The planning application stated the need for 5G coverage in the area was essential, adding: “The design of the proposed equipment is considered to be the least visually intrusive option available given the level of equipment required for 5G.

“Although it is accepted that there will be very marginally intensification in the amount of equipment it is felt that such a minor increase would not detract from the character of the area with any visual effects being significantly outweighed by the immense benefits of the new 5G connectivity.”

However, Council officers felt differently about the scheme.

Jon Ackroyd, Conservation Officer at the Council, said: “St Mary the Virgin dates from 1846/7 and as such is an early example of a church responding to the Victorian expansion of Bradford and its surrounding settlements.
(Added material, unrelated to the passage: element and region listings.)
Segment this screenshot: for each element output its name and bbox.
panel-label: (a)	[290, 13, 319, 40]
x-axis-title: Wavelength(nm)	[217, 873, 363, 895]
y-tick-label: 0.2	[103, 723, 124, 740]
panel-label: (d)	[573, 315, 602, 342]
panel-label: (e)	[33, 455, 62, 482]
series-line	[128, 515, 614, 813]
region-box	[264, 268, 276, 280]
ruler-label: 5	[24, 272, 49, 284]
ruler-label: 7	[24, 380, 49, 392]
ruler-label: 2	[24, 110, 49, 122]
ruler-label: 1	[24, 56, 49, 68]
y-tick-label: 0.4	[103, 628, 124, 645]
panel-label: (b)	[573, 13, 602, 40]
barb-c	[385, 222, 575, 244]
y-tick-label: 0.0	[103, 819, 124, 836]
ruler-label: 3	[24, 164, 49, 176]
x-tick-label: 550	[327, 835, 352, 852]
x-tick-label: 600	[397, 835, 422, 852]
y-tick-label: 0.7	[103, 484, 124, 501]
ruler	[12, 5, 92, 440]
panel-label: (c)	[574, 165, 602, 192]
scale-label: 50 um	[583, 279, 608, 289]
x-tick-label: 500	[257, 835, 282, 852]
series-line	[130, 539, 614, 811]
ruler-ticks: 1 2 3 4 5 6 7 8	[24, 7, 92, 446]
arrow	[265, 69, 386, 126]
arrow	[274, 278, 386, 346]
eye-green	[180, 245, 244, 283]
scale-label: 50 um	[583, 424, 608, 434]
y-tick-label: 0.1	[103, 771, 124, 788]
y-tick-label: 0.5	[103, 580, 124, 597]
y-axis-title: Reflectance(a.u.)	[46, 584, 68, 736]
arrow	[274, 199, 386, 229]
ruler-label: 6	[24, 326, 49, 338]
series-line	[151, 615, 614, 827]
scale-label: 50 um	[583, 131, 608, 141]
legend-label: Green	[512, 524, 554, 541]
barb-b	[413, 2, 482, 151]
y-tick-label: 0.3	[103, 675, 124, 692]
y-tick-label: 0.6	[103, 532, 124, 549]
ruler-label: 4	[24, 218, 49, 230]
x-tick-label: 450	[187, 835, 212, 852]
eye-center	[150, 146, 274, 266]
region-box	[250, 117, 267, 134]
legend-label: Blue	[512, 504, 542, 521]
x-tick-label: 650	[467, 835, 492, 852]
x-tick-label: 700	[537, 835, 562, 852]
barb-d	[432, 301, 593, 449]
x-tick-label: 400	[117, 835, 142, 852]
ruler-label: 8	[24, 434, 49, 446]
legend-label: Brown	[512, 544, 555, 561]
“It is the work of local architectural partnership Mallinson and Healey.

“The tower is particularly prominent and the building is a local landmark.”

He said the existing antennae are visible, but there has been work to make sure they blend into the spire.

Mr Ackroyd said the plans did not include nearly enough detail to show that they would not harm the appearance of the church.

He added: “If the proposed installations were to project further from the faces of the spire, they would be more prominent both in profile and appearance, and hence would detract from the architectural form of the gablets and the spire as a whole.

“This would result in harm to the listed building.”

Since those comments, amended plans have been submitted.

But planning officers also criticised these plans, saying: “The concern remains that the proposed apparatus will project forward of the faces of the tower, whereas at present it sits within the niches.

“The proposed apparatus should be shown fully, and identified in readily understandable terms and not technical jargon which is unfamiliar to those outside the telecommunications industry.

“Without this, the application should be refused on lack of information and unquantifiable harm.”